Session III: Embracing Change, June 19 – 30
For many of us, the past several years have been marked by considerable uncertainty due to political, cultural, environmental, and social challenges, as well as personal transitions. This session provides space to explore how creative practice is influenced by periods of significant change. Through formal and informal conversations, participating artists will consider how personal and societal shifts impact their lives inside and outside the studio while offering one another support and feedback.
Session IV: Embodied Perception, July 3 – 14
Our bodies are designed to thrive in the natural world but many of us spend the majority of our time indoors tethered to devices. By intentionally connecting with surrounding environs, artists in this session will re-engage their senses and mindfully interpret their resulting experiences via studio-based and site-specific work. Watershed’s 54-acre campus of fields, forests, and streams provides an ideal setting for this embodied exploration. The supportive group of participants will take open-ended approaches to the session theme through individual work and collective activities, including forest bathing, readings, and discussions.

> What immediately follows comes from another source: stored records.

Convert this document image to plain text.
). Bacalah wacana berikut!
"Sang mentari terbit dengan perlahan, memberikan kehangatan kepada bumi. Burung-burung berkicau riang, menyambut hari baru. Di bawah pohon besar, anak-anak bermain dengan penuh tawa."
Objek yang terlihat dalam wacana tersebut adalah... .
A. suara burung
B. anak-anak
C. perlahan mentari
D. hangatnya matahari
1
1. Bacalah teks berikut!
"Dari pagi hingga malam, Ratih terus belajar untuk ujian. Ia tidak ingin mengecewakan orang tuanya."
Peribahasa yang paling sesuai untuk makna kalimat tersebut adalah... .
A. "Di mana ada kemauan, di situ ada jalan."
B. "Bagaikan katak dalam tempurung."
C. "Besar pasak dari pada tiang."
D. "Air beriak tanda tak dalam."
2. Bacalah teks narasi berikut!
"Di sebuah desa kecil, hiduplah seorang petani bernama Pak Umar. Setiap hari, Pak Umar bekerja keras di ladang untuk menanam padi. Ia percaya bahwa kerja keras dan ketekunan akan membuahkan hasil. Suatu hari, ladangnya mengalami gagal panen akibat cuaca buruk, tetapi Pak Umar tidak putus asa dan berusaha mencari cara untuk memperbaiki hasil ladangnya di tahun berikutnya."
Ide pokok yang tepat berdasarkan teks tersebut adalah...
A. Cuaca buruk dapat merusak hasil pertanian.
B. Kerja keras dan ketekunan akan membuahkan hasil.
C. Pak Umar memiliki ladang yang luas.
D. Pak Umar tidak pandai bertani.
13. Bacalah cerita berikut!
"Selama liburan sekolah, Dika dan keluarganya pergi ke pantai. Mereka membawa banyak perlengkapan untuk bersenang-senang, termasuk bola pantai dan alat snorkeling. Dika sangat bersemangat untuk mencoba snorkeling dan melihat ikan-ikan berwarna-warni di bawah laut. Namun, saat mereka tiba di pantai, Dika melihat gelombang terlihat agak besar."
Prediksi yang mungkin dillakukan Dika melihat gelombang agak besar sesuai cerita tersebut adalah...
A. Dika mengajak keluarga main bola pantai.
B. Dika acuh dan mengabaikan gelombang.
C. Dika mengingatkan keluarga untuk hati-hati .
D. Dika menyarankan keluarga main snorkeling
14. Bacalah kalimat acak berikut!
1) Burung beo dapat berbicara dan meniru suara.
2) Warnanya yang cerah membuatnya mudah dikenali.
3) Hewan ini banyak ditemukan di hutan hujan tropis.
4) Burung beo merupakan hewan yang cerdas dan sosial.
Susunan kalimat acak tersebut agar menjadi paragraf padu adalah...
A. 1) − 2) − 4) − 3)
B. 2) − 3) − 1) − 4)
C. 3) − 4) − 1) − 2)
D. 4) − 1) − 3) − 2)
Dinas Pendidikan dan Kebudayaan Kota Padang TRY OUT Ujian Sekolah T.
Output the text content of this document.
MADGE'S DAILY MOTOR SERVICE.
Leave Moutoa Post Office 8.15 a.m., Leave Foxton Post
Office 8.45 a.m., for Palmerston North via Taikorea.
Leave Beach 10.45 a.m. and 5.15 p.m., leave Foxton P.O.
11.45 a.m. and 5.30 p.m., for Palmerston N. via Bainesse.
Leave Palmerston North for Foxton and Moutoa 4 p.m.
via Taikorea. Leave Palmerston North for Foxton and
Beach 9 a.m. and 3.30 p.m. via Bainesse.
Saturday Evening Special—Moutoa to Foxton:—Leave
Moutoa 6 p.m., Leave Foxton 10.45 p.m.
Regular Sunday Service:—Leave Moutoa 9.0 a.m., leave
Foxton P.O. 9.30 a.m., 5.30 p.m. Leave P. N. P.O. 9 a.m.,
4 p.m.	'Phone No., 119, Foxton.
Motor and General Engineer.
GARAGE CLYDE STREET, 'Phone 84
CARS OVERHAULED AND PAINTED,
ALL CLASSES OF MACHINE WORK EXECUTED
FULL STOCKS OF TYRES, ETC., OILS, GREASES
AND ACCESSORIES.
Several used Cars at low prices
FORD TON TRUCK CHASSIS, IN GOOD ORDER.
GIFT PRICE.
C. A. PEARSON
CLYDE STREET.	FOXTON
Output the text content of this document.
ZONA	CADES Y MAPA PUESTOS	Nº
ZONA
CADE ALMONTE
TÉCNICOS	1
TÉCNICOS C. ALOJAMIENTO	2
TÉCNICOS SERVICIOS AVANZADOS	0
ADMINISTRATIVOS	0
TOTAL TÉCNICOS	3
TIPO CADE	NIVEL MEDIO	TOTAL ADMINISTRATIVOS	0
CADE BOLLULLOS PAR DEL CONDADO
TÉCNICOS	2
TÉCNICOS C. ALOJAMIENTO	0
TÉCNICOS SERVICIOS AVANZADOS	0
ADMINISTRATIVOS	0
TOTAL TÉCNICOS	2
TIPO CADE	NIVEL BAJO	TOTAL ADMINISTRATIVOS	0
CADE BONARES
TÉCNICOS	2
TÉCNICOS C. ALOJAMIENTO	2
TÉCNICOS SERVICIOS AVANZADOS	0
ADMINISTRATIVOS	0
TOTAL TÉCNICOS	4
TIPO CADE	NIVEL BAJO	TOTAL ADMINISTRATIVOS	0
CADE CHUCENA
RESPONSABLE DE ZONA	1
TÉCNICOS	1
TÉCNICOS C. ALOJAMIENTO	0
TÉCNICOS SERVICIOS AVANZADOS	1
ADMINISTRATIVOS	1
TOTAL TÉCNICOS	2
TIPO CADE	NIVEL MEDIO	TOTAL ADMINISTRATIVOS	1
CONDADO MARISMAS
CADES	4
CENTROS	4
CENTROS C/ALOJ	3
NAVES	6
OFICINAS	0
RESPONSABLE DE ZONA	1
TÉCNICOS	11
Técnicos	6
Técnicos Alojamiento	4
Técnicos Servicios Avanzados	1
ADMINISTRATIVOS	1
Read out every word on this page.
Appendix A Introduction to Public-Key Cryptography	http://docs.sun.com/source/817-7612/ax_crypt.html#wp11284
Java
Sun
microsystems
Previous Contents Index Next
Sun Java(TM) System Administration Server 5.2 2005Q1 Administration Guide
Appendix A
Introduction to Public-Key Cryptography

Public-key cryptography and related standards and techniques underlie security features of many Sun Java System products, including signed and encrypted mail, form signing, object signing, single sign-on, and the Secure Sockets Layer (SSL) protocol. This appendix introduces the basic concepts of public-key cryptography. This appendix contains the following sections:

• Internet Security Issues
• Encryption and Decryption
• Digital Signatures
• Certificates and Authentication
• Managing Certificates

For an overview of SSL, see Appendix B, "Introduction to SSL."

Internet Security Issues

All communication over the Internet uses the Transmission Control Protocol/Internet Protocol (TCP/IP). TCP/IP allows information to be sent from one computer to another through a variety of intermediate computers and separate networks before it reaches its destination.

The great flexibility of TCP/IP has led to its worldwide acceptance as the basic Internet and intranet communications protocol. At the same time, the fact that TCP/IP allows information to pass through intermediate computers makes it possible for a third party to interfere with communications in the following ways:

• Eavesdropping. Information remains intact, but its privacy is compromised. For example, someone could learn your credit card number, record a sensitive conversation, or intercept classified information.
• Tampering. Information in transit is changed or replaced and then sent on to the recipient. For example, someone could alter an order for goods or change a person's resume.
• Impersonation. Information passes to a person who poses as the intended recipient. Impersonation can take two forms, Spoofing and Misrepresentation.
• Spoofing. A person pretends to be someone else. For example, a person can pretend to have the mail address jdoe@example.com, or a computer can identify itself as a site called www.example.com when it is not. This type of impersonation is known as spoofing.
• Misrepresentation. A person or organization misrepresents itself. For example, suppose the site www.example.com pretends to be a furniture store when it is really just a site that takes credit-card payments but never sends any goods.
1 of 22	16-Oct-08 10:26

Session V: Research & Practice, July 24 – August 4
Organized by: Bridget Fairbank
With: Amanda Bury, Rachel De Conde, Neil Forrest, Jeni Hansen, Mireille Perron, Amélie Proulx, Lindsay Rogers & Alana Wilson
Artists grapple with a constant interplay of ideas and execution, materiality and content, and historical contextualization with personal aesthetics. Finished work that deftly synthesizes these elements belies countless hours of study, analysis, and experimentation. Research-centric aspects of artistic practice strengthen the creative process, yet ceramists rarely find opportunities to examine and share how conceptual labor factors into their work. During this session, join a group of ceramists interested in social practice and artwork as a vehicle for cultural change to discuss, dissect, and support the research that feeds your process.
Session VI: Collectivity, August 21 – September 1
Join a group of makers in the studio who share a desire to build creative networks that facilitate community engagement. Many ceramists have an inherent interest in their work’s potential to spark connection and facilitate interaction. Clay as a medium lends itself to collaboration through the making and firing process. Outside the studio, ceramic tableware supports opportunities for gathering, breaking bread, and engaging with one another. During the session, all of these processes will converge as participating artists discuss common challenges and questions they face while working to build meaningful connections among populations of diverse backgrounds and interests. The group’s two-week experiment in creative community will culminate in a celebratory dinner and exchange of commemorative ceramic pieces.